The public clamored for more.
Being a man of solid business sense, if not dubious morals, Alistair Roy enthusiastically bought up all the land adjacent to his magnificent Pleasure Pier with the unsurprising aim of expanding his carnival kingdom for the next season. In the most part these parcels consisted of already vacant lots, or else ramshackle hotels, inns, taverns, restaurants, trinket shops and so on trailing from the Pier gates all the way to the nearby railroad terminus from which the majority of pleasure-seekers disembarked.

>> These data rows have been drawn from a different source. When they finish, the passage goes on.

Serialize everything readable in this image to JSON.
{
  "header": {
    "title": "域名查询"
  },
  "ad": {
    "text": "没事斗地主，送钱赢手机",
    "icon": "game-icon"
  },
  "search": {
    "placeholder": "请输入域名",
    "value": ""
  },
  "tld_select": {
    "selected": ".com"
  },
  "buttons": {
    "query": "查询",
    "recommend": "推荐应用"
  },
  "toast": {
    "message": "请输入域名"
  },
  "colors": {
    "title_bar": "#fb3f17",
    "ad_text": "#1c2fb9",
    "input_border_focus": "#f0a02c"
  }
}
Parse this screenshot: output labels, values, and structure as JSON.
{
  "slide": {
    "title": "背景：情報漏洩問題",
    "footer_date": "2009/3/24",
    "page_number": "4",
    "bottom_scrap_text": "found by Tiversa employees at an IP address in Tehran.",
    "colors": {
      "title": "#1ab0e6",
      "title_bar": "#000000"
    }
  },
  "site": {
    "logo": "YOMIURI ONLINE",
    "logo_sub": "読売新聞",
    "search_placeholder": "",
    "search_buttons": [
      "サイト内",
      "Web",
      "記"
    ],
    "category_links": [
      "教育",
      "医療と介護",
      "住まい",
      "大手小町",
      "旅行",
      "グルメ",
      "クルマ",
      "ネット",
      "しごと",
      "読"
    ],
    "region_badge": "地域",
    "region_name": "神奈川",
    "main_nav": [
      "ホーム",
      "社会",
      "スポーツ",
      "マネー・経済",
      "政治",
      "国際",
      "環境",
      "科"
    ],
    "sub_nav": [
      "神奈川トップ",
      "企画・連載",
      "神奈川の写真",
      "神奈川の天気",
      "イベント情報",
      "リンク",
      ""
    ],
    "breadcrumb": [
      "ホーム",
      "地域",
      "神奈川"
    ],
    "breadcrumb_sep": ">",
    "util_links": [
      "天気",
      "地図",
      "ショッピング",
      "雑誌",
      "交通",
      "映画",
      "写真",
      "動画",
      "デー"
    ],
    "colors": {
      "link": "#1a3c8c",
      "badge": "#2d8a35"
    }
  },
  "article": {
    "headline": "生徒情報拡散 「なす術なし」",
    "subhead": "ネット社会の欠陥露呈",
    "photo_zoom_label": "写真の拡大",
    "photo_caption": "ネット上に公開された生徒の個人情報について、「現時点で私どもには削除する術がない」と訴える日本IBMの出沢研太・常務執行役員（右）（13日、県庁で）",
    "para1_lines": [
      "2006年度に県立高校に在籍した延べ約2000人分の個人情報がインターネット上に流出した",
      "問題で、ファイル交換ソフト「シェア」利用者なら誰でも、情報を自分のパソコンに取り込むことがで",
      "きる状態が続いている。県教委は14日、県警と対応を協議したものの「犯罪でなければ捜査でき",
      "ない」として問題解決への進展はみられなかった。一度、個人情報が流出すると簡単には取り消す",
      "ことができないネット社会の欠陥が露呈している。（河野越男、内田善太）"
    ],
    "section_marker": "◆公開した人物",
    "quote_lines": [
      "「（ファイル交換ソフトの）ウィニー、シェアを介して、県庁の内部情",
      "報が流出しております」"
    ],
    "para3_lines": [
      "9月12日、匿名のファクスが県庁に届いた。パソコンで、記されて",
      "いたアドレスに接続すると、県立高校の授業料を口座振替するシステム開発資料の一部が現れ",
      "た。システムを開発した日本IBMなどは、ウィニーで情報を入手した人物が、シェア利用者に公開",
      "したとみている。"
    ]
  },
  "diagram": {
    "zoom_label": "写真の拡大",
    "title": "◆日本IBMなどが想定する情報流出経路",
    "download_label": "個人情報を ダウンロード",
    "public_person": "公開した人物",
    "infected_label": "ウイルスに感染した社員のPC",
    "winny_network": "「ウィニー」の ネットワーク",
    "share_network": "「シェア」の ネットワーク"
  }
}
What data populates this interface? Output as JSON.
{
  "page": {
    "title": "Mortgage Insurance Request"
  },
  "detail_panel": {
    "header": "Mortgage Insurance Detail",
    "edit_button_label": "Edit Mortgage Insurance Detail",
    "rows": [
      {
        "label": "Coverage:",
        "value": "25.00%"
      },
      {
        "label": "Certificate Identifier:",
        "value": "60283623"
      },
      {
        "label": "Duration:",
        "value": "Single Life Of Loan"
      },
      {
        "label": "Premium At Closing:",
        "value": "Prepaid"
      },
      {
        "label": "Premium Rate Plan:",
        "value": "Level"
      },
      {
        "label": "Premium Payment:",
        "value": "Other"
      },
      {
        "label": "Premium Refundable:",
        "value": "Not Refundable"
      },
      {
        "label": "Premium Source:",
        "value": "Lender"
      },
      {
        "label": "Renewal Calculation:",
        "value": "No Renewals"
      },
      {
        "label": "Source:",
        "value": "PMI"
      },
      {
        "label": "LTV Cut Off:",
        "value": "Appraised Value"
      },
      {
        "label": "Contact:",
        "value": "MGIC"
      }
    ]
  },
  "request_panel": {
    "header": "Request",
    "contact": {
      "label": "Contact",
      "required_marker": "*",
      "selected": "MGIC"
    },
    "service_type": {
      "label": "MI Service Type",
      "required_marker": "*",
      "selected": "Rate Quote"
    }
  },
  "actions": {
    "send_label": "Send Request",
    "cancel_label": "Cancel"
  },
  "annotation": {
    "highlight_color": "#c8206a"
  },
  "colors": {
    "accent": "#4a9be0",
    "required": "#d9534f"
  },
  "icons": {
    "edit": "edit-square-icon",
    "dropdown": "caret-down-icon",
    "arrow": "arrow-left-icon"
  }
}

By and large these such establishments had sprung up with little regard to artistic flair, or structural integrity for that matter, and so were just as easily un-sprung back into empty land. And while the foundations of the Pleasure Pier itself had blossomed initially from the site of a derelict fishing dock down close to the sea, Alistair Roy now turned his enterprising eye to a spot of higher ground, just a little ways up the coast, but blessed with a commanding view of the bay and framed by picturesque dunes. The deed to the property in question proved easy enough to obtain. Following that, however, was the problem of dismantling the old, gray and sun-bleached house that already stood there.
And the old house, as we have heard, was not a building to be trifled with.